The idea was modest: two players, a shared arena, things you can pick up and throw at each other. Nothing that should trouble an engine that ships AAA shooters. The gameplay logic came together in a weekend on a single machine. Then I clicked "2 players" in the editor and everything I thought I understood politely fell apart.
authority is not a suggestion
The first lesson Unreal teaches you, repeatedly, until it sinks in, is that there is a server and there are clients and they are not the same thing. On my single machine, every actor was the authority over itself, so any code I wrote "just worked". The moment a second client appeared, half my code was running on a machine that had no right to change anything.
In Unreal terms, the server owns the truth. A client asking for something to happen has to ask the server, via a Server RPC, and then the server decides and tells everyone via replication. I knew this in the abstract. I had read the docs. But there is a difference between reading "clients are not authoritative" and watching a thrown object teleport back to where it started because the client moved it locally and the server, who never agreed, replicated the real position back over the top.
// Wrong: client mutates state directly and hopes
void AThrowable::Throw(FVector Direction)
{
ApplyImpulse(Direction * ThrowForce);
}
// Right: client asks, server decides, everyone hears about it
UFUNCTION(Server, Reliable)
void AThrowable::ServerThrow(FVector Direction);
void AThrowable::ServerThrow_Implementation(FVector Direction)
{
// runs on the server, which has authority
ApplyImpulse(Direction * ThrowForce);
}
Once I stopped fighting the authority model and started routing every meaningful change through the server, the teleporting stopped. The objects became slightly less responsive, because now an action had to round-trip, and that was the next lesson waiting in the queue.
replication, and the things you forget to replicate
Replication in Unreal is wonderfully convenient right up until it isn't. You mark a property Replicated, add it to GetLifetimeReplicatedProps, and the engine quietly keeps it in sync. For position and rotation on a replicated actor, you get a lot for free.
What you do not get for free is everything else, and the bugs come from the things you forgot. I had a "held object" pointer that was perfectly correct on the server and stubbornly null on the clients, because I had never told it to replicate. The visual result was a player holding nothing while clearly carrying something.

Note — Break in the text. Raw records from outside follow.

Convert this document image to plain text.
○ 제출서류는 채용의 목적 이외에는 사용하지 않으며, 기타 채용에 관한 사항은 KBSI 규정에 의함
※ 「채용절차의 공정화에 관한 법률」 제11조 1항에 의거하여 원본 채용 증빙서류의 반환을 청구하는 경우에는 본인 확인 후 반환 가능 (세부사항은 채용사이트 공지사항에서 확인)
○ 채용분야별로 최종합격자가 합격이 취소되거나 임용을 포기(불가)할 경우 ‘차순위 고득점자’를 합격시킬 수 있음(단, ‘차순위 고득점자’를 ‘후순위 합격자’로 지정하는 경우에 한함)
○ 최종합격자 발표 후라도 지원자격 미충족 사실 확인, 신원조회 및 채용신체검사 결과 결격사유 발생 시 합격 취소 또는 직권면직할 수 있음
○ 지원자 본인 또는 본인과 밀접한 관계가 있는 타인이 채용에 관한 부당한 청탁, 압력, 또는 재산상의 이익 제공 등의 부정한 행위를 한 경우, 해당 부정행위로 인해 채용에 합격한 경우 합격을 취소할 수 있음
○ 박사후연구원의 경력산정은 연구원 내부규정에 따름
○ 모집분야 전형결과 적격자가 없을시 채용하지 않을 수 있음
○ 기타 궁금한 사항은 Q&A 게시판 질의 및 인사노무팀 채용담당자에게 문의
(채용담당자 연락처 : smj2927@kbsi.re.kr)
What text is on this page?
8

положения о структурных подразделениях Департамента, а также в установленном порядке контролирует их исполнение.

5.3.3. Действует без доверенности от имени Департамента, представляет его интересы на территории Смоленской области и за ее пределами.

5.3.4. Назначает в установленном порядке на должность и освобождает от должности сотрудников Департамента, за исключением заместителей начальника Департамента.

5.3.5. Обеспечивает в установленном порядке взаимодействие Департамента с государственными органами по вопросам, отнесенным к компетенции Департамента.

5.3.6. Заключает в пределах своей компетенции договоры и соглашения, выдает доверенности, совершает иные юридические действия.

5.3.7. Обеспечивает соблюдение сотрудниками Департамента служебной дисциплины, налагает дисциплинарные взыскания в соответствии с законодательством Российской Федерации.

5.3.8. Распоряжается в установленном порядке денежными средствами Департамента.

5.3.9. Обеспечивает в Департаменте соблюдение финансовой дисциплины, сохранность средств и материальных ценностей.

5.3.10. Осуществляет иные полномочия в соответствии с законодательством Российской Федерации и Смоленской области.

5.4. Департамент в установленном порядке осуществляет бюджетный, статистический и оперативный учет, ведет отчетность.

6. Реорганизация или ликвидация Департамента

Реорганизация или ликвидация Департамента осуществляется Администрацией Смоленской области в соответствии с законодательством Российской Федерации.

I spent an embarrassing evening on that one, convinced it was a physics problem, when it was simply a variable that existed in only one of the two worlds I was now running.

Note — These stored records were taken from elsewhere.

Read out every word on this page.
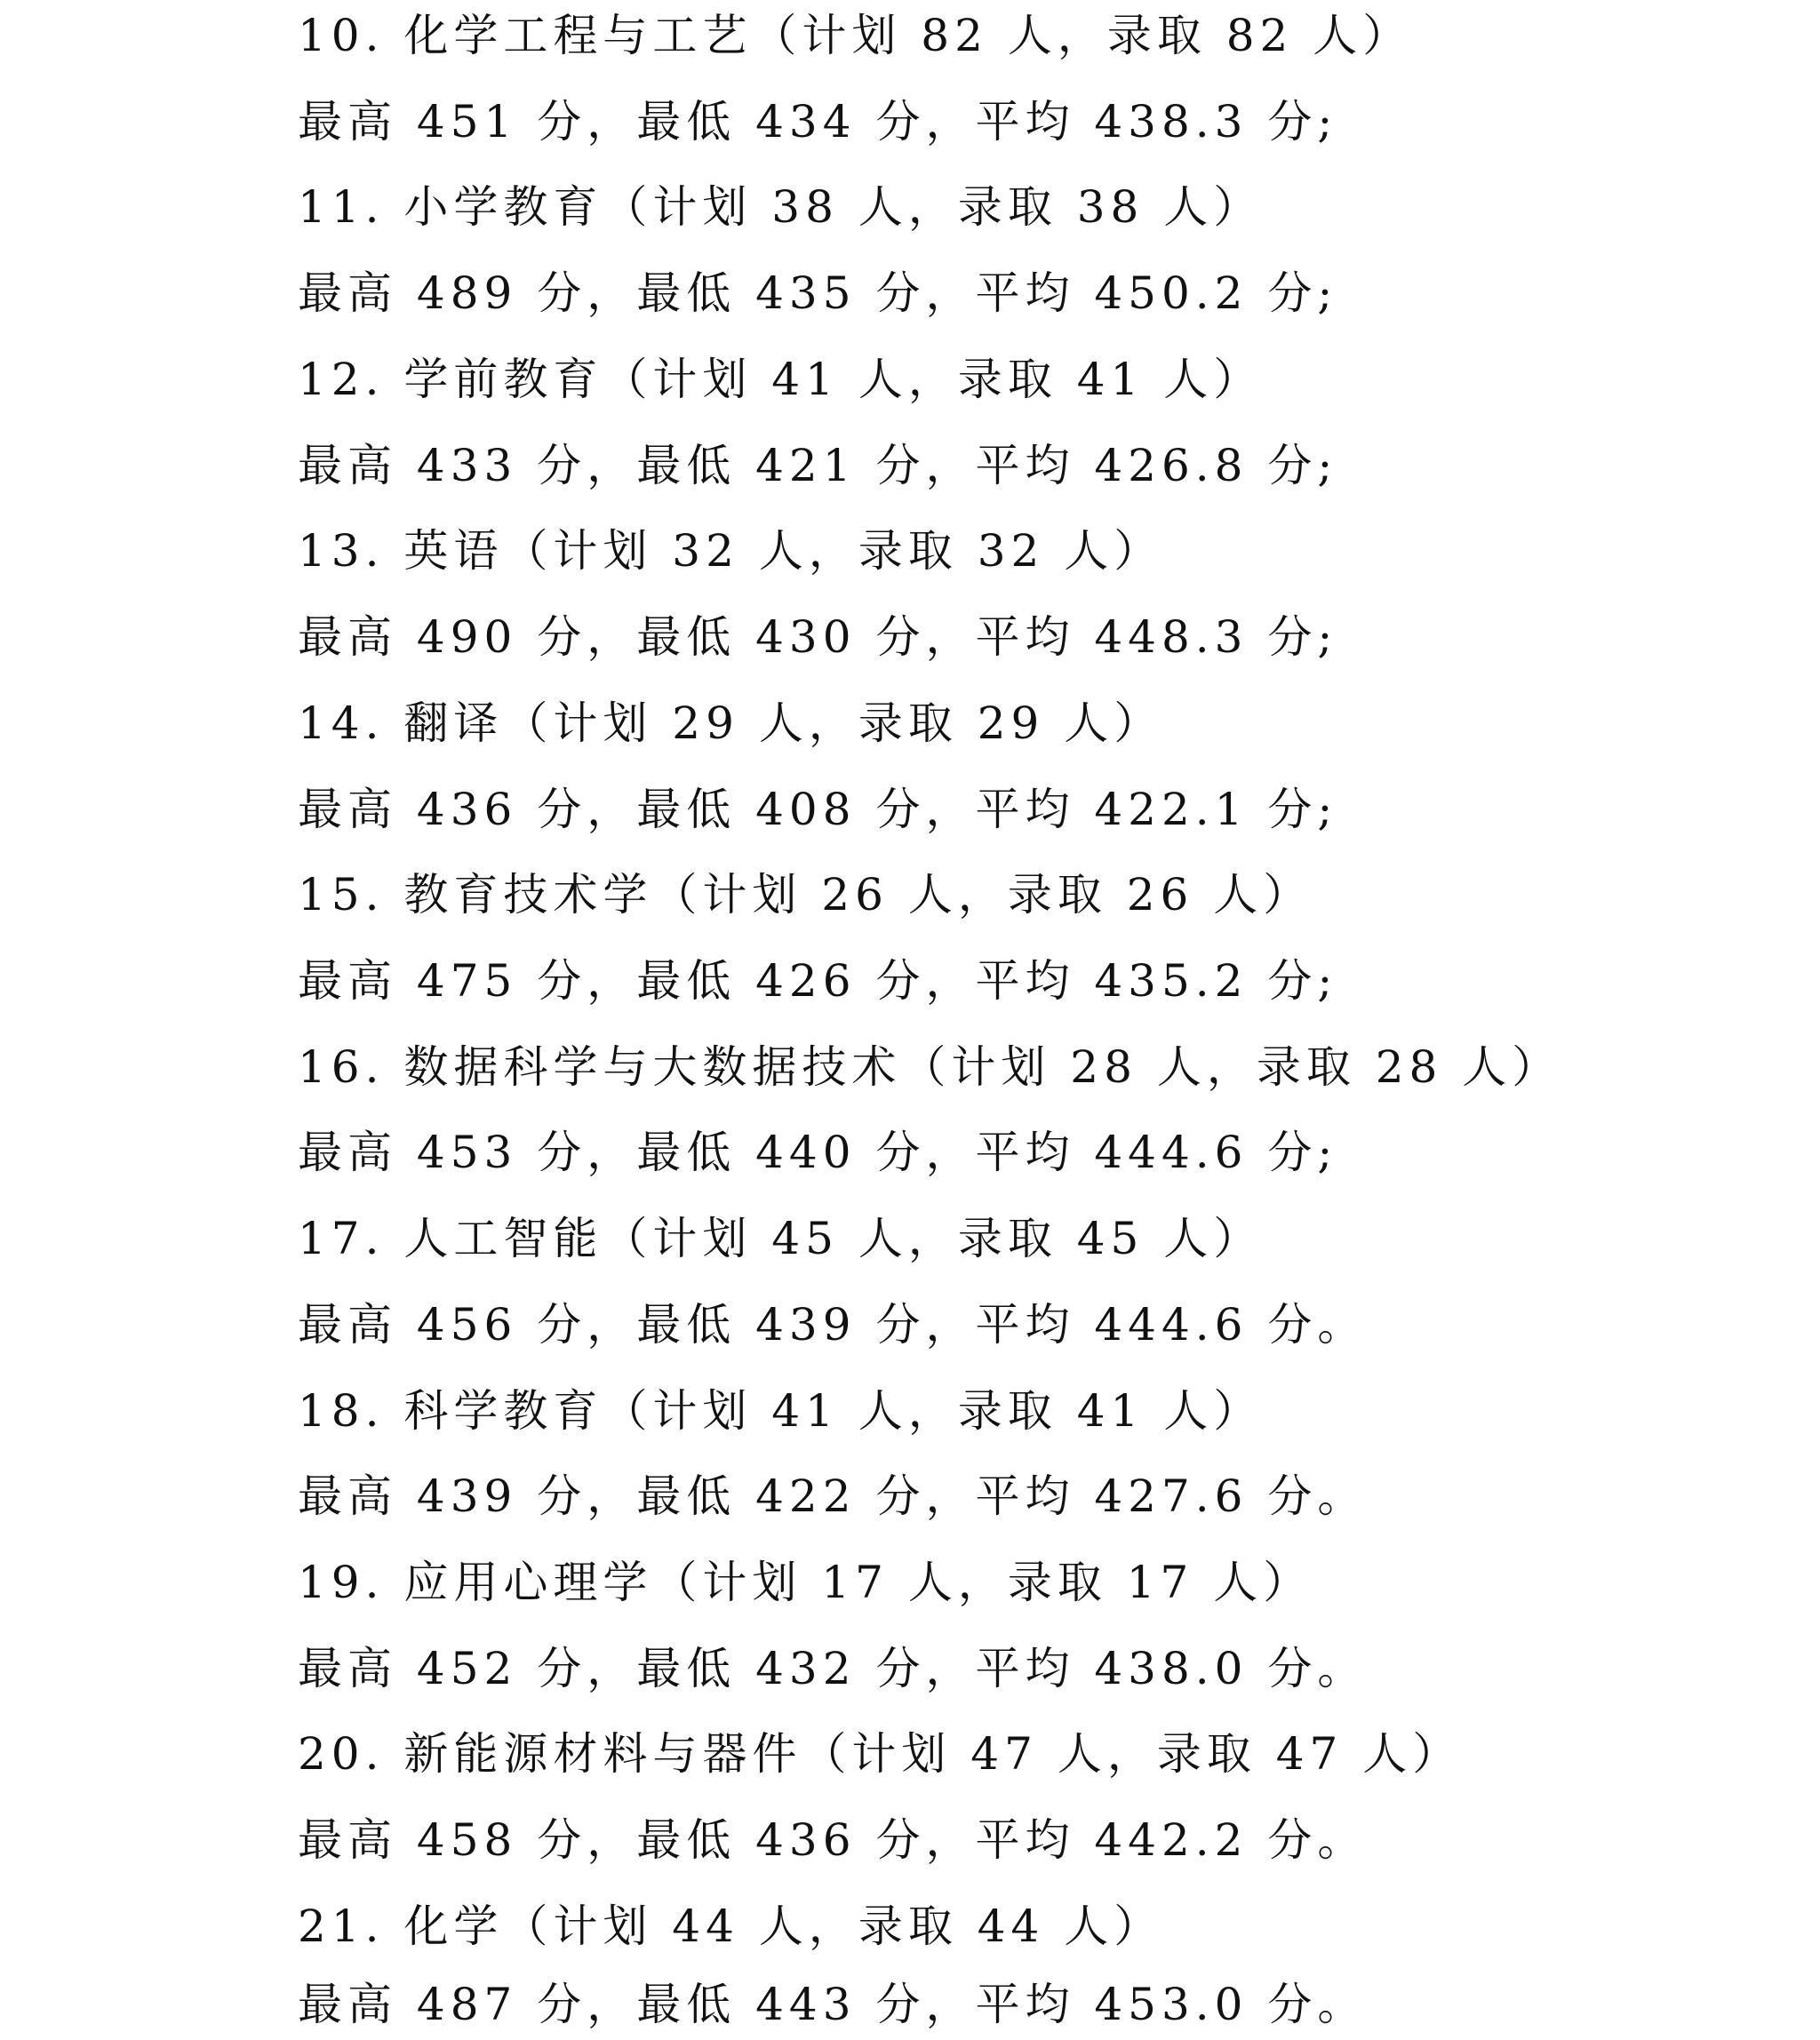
10. 化学工程与工艺（计划 82 人，录取 82 人）
最高 451 分，最低 434 分，平均 438.3 分;
11. 小学教育（计划 38 人，录取 38 人）
最高 489 分，最低 435 分，平均 450.2 分;
12. 学前教育（计划 41 人，录取 41 人）
最高 433 分，最低 421 分，平均 426.8 分;
13. 英语（计划 32 人，录取 32 人）
最高 490 分，最低 430 分，平均 448.3 分;
14. 翻译（计划 29 人，录取 29 人）
最高 436 分，最低 408 分，平均 422.1 分;
15. 教育技术学（计划 26 人，录取 26 人）
最高 475 分，最低 426 分，平均 435.2 分;
16. 数据科学与大数据技术（计划 28 人，录取 28 人）
最高 453 分，最低 440 分，平均 444.6 分;
17. 人工智能（计划 45 人，录取 45 人）
最高 456 分，最低 439 分，平均 444.6 分。
18. 科学教育（计划 41 人，录取 41 人）
最高 439 分，最低 422 分，平均 427.6 分。
19. 应用心理学（计划 17 人，录取 17 人）
最高 452 分，最低 432 分，平均 438.0 分。
20. 新能源材料与器件（计划 47 人，录取 47 人）
最高 458 分，最低 436 分，平均 442.2 分。
21. 化学（计划 44 人，录取 44 人）
最高 487 分，最低 443 分，平均 453.0 分。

The mental shift that helped: stop thinking "my game state" and start thinking "the server's game state, and a copy on each client that is only as correct as I have bothered to make it". Every piece of state has to earn its replication, and anything cosmetic that I could derive on the client, I did, to keep the wire quiet.
The other thing that bit me was order. Replication is not transactional; properties arrive when they arrive, and a client can briefly see a new "held object" pointer before the object it points at has itself replicated in. For one or two frames you have a player holding a reference to a thing that does not yet exist on that machine, which dereferences to null and, if you are careless, crashes. Unreal gives you RepNotify callbacks for exactly this, so you react to a value changing rather than assuming the whole world updated at once. I had to learn to write client code that copes with arriving halfway through someone else's truth, which is a sentence that would have meant nothing to me a month ago.

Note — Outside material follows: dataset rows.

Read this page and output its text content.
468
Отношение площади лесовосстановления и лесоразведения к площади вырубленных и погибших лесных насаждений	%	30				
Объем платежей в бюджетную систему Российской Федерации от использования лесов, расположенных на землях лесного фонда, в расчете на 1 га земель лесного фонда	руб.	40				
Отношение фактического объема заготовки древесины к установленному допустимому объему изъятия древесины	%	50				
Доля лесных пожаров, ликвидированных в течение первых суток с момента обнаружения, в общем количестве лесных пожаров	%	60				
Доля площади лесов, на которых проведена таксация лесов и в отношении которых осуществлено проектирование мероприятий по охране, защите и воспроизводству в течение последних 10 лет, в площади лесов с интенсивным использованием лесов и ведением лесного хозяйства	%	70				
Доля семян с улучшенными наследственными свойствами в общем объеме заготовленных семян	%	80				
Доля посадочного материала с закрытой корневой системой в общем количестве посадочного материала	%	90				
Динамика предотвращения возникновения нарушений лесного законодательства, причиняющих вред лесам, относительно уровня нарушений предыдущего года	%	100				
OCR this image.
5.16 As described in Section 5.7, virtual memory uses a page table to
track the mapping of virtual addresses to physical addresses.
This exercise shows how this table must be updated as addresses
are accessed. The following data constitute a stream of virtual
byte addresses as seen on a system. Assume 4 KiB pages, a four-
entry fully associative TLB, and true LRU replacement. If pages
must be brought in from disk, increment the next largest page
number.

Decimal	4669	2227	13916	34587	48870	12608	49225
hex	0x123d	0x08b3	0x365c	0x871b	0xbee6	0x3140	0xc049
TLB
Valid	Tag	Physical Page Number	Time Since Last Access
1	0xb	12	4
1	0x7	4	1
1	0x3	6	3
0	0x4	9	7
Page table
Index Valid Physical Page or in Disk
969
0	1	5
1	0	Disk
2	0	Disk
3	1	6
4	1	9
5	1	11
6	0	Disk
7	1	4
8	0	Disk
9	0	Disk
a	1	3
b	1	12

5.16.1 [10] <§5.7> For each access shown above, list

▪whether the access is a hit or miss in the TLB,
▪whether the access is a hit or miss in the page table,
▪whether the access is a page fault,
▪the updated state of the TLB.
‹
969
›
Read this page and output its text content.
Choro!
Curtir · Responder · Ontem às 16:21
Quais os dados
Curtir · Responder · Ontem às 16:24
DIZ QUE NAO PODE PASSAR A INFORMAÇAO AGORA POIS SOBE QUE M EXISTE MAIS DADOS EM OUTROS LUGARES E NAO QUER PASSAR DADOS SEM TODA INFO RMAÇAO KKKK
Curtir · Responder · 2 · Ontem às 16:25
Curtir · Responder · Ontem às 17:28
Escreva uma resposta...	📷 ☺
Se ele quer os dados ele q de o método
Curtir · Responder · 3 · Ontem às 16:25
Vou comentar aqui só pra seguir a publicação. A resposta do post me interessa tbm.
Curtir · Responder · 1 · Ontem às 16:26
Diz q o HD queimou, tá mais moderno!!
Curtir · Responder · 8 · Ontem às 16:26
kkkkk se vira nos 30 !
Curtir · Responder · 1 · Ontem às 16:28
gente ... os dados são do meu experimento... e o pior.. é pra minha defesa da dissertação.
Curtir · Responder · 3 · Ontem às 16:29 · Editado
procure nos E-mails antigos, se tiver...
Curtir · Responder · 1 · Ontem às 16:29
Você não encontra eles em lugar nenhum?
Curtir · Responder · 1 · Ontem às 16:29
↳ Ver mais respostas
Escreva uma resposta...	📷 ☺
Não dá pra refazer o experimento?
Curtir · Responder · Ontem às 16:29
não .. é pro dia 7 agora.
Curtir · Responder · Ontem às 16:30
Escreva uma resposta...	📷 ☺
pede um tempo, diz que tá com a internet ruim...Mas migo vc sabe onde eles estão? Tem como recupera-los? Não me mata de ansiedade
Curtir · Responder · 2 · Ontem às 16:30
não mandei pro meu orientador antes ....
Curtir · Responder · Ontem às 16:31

latency makes a liar of your eyes
The cruellest lesson was last. Everything worked beautifully when both editor instances ran on the same machine with zero latency. So I added artificial network conditions, because the engine lets you, and dialled in a hundred milliseconds of lag.
Net PktLag=100
Suddenly the prototype felt like wading through treacle. Every throw, every pickup, every action waited for the round trip before anything happened on screen. It was correct and it was horrible. This is where real games earn their keep: client-side prediction, where the client does the thing immediately and quietly corrects if the server disagrees. Implementing even a crude version of that for movement was more work than the entire rest of the prototype, and I came away with enormous respect for the people who do it well enough that you never notice.
what it taught me
I went in arrogant. I came out with a much shorter list of things I'm sure about. The network is not a feature you add at the end; it is the shape of the whole thing, and authority, replication and latency are not edge cases, they are the case. My day-job instincts about distributed systems helped more than I expected (treat the client as untrusted, make the server the source of truth) but the real-time, sixty-frames-a-second, "and it must also feel good" constraint is a different beast entirely.
The prototype is still ugly and the throwing still feels slightly off under load. But it works with two players on two real machines across a real network, and three weeks ago I genuinely thought that would be the easy part. I am glad to have been wrong, and I will not be making a multiplayer game any time soon.